Improved documentation.

Version 0.5.4

Added extended Sphinx-based documentation.

Fixed Python 3.5 compatibility.

Version 0.5.3

Fixed broken manual install due to setuptools automatic zip_safe analysis not working as expected.

Version 0.5.2

Added string_extent attribute to feature sets.

Added simple example to README.

Moved feature name sanity checks to parser.

Version 0.5.1

Added wheel.

Version 0.5

Added Python 3.3+ support.

Version 0.4.2

Switch setup.py dependencies to version ranges.

Version 0.4.1

Easier customization.

Improved documentation.

Version 0.4

Added add_config.

Added make_features.

Version 0.3

Added orthogonal_to.

Rename unifcation to union.

Improved doctests.

Version 0.2

Update concepts dependency to 0.5 and improve separation of concerns.

Changed upset and downset from properties to methods (backwards incompatible).

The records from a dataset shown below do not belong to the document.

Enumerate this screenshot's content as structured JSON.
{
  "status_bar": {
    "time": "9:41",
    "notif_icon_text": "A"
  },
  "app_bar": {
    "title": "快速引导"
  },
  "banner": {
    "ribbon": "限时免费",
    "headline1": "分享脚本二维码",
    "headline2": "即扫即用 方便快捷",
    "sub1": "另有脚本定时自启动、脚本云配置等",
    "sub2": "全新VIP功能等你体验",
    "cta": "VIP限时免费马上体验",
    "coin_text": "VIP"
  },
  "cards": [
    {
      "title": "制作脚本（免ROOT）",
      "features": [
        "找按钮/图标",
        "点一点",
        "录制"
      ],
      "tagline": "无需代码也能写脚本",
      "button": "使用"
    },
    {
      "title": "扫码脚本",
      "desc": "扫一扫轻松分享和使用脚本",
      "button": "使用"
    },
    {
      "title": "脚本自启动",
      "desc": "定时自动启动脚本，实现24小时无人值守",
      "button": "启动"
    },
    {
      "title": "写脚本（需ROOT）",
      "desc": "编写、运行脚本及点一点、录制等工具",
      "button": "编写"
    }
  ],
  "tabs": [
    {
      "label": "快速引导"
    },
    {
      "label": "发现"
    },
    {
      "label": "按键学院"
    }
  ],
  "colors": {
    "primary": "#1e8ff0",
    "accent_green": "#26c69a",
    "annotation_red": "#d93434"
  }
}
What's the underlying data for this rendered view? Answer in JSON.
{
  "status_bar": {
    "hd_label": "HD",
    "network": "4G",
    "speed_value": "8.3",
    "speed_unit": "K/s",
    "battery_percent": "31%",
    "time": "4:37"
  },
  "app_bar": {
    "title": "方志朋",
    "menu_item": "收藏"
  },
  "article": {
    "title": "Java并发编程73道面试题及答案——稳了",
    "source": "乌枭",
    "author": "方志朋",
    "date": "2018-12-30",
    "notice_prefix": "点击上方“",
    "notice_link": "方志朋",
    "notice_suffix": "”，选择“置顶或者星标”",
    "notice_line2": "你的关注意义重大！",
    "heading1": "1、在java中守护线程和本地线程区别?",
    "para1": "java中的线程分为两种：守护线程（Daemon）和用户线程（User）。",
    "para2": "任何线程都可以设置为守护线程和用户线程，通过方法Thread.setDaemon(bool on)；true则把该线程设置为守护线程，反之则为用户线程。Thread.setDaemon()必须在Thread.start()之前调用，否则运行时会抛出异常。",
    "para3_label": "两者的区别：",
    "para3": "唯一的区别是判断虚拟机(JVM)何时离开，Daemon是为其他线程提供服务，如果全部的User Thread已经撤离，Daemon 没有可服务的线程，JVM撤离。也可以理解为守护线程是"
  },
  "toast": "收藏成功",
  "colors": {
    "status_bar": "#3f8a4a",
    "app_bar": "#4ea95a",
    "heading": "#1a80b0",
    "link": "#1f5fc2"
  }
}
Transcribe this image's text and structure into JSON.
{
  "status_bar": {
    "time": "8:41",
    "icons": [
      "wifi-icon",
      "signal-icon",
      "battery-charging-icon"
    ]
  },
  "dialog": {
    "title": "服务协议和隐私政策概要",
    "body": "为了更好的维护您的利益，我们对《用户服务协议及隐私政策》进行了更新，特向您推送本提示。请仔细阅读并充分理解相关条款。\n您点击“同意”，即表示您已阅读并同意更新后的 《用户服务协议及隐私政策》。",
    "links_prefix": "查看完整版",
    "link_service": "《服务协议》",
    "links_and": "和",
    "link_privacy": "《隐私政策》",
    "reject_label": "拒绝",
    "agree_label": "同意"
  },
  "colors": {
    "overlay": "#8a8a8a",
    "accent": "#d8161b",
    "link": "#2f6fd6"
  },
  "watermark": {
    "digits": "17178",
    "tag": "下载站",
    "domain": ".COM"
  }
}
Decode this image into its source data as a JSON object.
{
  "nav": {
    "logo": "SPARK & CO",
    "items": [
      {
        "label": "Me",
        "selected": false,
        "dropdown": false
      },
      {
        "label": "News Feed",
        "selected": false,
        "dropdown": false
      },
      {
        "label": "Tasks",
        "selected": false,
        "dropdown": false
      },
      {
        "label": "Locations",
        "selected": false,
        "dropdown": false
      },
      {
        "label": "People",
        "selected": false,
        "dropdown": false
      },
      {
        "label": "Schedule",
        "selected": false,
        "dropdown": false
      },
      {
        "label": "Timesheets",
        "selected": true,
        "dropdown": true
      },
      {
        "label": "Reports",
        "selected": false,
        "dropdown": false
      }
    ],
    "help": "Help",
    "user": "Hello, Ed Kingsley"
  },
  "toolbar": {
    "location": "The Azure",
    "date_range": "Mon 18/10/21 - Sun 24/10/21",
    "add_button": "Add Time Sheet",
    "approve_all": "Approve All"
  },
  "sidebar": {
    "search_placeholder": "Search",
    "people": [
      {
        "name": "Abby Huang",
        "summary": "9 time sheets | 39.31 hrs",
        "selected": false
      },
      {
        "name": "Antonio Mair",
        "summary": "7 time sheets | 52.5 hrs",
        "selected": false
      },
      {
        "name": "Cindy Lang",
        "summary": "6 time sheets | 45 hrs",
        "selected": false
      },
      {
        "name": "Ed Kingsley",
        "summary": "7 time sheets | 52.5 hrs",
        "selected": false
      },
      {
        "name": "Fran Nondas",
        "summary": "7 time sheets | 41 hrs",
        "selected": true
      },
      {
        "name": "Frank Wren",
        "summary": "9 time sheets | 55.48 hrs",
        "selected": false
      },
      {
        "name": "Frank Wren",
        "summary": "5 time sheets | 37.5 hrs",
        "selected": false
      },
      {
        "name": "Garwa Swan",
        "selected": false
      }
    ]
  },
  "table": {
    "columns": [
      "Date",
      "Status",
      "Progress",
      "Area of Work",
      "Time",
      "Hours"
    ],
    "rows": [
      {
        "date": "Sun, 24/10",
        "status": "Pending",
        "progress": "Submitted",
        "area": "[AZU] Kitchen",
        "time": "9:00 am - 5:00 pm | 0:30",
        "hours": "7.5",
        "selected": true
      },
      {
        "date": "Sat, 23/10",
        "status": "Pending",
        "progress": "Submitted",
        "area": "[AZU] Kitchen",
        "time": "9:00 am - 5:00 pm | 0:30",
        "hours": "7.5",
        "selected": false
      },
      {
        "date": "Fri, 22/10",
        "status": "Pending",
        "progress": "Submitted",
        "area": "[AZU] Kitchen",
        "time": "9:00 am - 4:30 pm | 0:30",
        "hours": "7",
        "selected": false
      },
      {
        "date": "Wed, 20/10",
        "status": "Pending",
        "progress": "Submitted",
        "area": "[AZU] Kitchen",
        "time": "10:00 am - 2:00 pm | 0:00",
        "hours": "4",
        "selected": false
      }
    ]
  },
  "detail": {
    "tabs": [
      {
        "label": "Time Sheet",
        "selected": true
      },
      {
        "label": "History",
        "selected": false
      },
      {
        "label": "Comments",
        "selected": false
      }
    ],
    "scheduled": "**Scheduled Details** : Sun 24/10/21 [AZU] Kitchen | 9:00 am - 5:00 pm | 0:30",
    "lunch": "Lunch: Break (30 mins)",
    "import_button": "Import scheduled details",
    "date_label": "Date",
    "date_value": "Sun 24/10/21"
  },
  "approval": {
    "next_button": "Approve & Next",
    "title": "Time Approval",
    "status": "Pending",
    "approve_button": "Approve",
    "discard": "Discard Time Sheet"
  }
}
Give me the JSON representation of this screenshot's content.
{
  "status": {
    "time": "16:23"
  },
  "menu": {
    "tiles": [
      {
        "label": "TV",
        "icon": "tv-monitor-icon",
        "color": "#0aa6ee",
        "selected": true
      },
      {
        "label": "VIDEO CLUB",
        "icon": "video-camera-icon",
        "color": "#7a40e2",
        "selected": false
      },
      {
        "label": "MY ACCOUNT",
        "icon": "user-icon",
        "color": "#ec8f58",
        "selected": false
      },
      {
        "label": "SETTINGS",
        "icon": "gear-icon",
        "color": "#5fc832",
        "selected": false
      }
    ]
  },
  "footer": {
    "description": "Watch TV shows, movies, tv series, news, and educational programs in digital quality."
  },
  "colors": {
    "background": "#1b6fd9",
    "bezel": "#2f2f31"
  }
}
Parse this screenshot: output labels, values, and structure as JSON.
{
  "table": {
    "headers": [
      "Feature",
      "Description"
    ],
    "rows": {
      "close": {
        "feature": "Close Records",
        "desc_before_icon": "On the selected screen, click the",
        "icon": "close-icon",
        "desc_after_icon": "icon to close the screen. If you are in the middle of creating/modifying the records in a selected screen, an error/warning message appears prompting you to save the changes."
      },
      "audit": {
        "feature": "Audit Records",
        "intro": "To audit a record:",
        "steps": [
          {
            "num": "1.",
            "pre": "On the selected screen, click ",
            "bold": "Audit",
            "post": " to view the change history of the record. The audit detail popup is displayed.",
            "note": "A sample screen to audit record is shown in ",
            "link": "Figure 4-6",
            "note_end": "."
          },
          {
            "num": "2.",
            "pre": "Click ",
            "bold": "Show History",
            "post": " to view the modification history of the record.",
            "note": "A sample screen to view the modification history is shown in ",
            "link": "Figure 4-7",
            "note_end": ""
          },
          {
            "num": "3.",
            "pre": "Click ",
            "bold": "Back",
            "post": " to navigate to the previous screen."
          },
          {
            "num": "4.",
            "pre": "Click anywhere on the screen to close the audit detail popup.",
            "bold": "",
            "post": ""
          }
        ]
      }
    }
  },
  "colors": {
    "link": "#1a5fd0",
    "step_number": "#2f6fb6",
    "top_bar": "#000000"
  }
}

Order downsets longlex instead of shortlex.

Version 0.1.3

Update concepts dependency to 0.4.

Version 0.1.2

Fixed ineffective filename parameter in visualization.

Version 0.1.1

Fixed missing config.ini in package with non-source installation.

Version 0.1

First public release.

License

The MIT License (MIT)

Copyright (c) 2014-2016 Sebastian Bank

Permission is hereby granted, free of charge, to any person obtaining a copy of this software and associated documentation files (the “Software”), to deal in the Software without restriction, including without limitation the rights to use, copy, modify, merge, publish, distribute, sublicense, and/or sell copies of the Software, and to permit persons to whom the Software is furnished to do so, subject to the following conditions:

The above copyright notice and this permission notice shall be included in all copies or substantial portions of the Software.

THE SOFTWARE IS PROVIDED “AS IS”, WITHOUT WARRANTY OF ANY KIND, EXPRESS OR IMPLIED, INCLUDING BUT NOT LIMITED TO THE WARRANTIES OF MERCHANTABILITY, FITNESS FOR A PARTICULAR PURPOSE AND NONINFRINGEMENT. IN NO EVENT SHALL THE AUTHORS OR COPYRIGHT HOLDERS BE LIABLE FOR ANY CLAIM, DAMAGES OR OTHER LIABILITY, WHETHER IN AN ACTION OF CONTRACT, TORT OR OTHERWISE, ARISING FROM, OUT OF OR IN CONNECTION WITH THE SOFTWARE OR THE USE OR OTHER DEALINGS IN THE SOFTWARE.